Face à cette situation de monopole, ce texte vise à instaurer un cadre d’action adapté aux réalités insulaires, sans porter atteinte à la liberté d’entreprendre, mais en assurant la protection du pouvoir d’achat des Corses, la transparence du marché et le rétablissement d’une concurrence effective au service de l’intérêt général.
– 1 –
proposition de loi
Article 1er
Après l’article L. 410‑2 du code de commerce, il est inséré un article L. 410‑2‑1 ainsi rédigé :
« Art. L. 410‑2‑1. – Par dérogation à l’article L. 410‑2, et à titre expérimental pour une durée de cinq années à compter de la promulgation de la loi n° du portant régulation des prix des carburants et contrôle des concentrations économiques en Corse, les prix de vente au détail des carburants routiers sur le territoire de la collectivité de Corse peuvent être réglementés.
« Dans ce cadre, le représentant de l’État dans la collectivité de Corse peut fixer, par arrêté préfectoral, un prix maximum de vente de ces produits, selon des modalités définies par décret en Conseil d’État et après avis de l’Autorité de la concurrence.
« Le décret précise notamment les conditions d’évaluation, de consultation, de révision et de publication des prix encadrés.”
Article 2
Après l’article L. 430‑2 du code de commerce, sont insérés des articles L. 430‑2‑1 et L. 430‑2‑2 ainsi rédigés :
« Art.

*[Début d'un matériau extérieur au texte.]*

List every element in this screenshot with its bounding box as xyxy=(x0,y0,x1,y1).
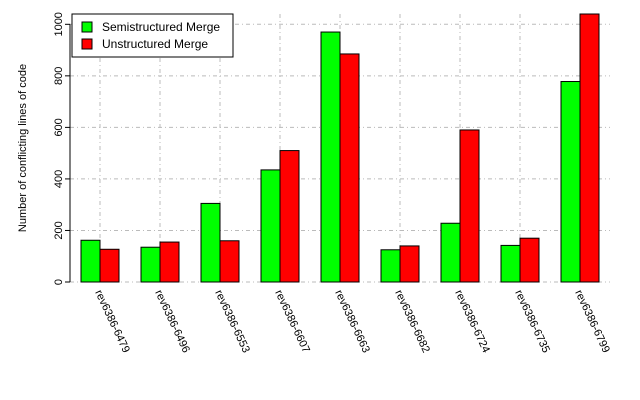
bar-semistructured xyxy=(260,169,281,283)
x-tick-label: rev6386-6663 xyxy=(332,288,372,355)
bar-semistructured xyxy=(440,222,461,283)
bars-layer xyxy=(80,13,600,283)
bar-semistructured xyxy=(500,244,521,283)
bar-unstructured xyxy=(99,248,120,283)
legend-label-semistructured: Semistructured Merge xyxy=(102,20,220,34)
x-tick-label: rev6386-6735 xyxy=(512,288,552,355)
x-tick-label: rev6386-6607 xyxy=(272,288,312,355)
y-tick-label: 600 xyxy=(53,118,65,136)
y-tick-label: 1000 xyxy=(53,12,65,36)
x-tick-label: rev6386-6553 xyxy=(212,288,252,355)
bar-unstructured xyxy=(459,129,480,283)
bar-semistructured xyxy=(560,81,581,283)
y-tick-label: 0 xyxy=(53,279,65,285)
x-tick-label: rev6386-6799 xyxy=(572,288,612,355)
y-tick-label: 200 xyxy=(53,221,65,239)
legend-swatch-semistructured xyxy=(81,21,93,33)
x-tick-label: rev6386-6724 xyxy=(452,288,492,355)
legend-swatch-unstructured xyxy=(81,38,93,50)
legend-box xyxy=(71,13,234,58)
bar-unstructured xyxy=(339,53,360,283)
bar-semistructured xyxy=(140,246,161,283)
x-tick-label: rev6386-6496 xyxy=(152,288,192,355)
legend: Semistructured Merge Unstructured Merge xyxy=(71,13,234,58)
bar-semistructured xyxy=(320,31,341,283)
x-tick-label: rev6386-6682 xyxy=(392,288,432,355)
legend-label-unstructured: Unstructured Merge xyxy=(102,37,208,51)
bar-unstructured xyxy=(579,13,600,283)
bar-unstructured xyxy=(219,240,240,283)
bar-unstructured xyxy=(159,241,180,283)
y-axis-label: Number of conflicting lines of code xyxy=(17,64,29,232)
bar-semistructured xyxy=(200,202,221,283)
bar-unstructured xyxy=(399,245,420,283)
y-tick-label: 400 xyxy=(53,170,65,188)
x-tick-label: rev6386-6479 xyxy=(92,288,132,355)
bar-semistructured xyxy=(80,239,101,283)
bar-unstructured xyxy=(519,237,540,283)
bar-unstructured xyxy=(279,150,300,283)
bar-semistructured xyxy=(380,249,401,283)
y-tick-label: 800 xyxy=(53,67,65,85)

L. 430‑2‑1. – En Corse, par dérogation à l’article L. 430‑2, les opérations de concentration, au sens de l’article L. 430‑1, intervenant dans un secteur stratégique à fort impact territorial sont soumises à notification préalable à l’Autorité de la concurrence lorsque :
« 1° Le chiffre d’affaires total mondial hors taxes de l’ensemble des entreprises concernées est supérieur à 20 millions d’euros ;
« 2° L’une au moins des entreprises concernées réalise un chiffre d’affaires hors taxes supérieur à 5 millions d’euros en Corse ;
« 3° L’opération est susceptible de renforcer une position dominante ou de réduire de manière significative la concurrence effective sur ce territoire.
« Les secteurs concernés incluent notamment la distribution de carburants, la grande distribution, la logistique, les déchets et l’énergie.
« Un décret en Conseil d’État, pris après avis de l’Autorité de la concurrence, peut adapter les seuils ou préciser la liste des secteurs mentionnés au présent article.
« Les opérations relevant du champ d’application du Règlement (CE) n° 139/2004 du 20 janvier 2004 relatif au contrôle des concentrations entre entreprises ne sont pas soumises aux dispositions du présent article. »
« Art. L. 430‑2‑2. – Lorsqu’une opération de concentration porte sur une infrastructure logistique essentielle située en Corse, notamment dans les secteurs des carburants, de l’énergie ou du fret, l’Autorité de la concurrence évalue, dans le cadre de l’article L. 430‑5, son effet sur :
1° Le maintien d’une pluralité d’opérateurs dans le secteur concerné ;
2° L’accès équitable et non discriminatoire à l’infrastructure ;
3° La concurrence effective sur le marché local à moyen et long terme.
« Elle peut, à ce titre, subordonner l’autorisation de l’opération à des mesures proportionnées, de nature structurelle ou comportementale, y compris celles visant à garantir un accès équitable à une infrastructure essentielle, afin de prévenir tout effet durable de restriction de concurrence.
Article 3
Les dispositions de la présente loi s’appliquent aux opérations pour lesquelles une réalisation ou un accord est intervenu à compter du premier jour du troisième mois suivant sa promulgation.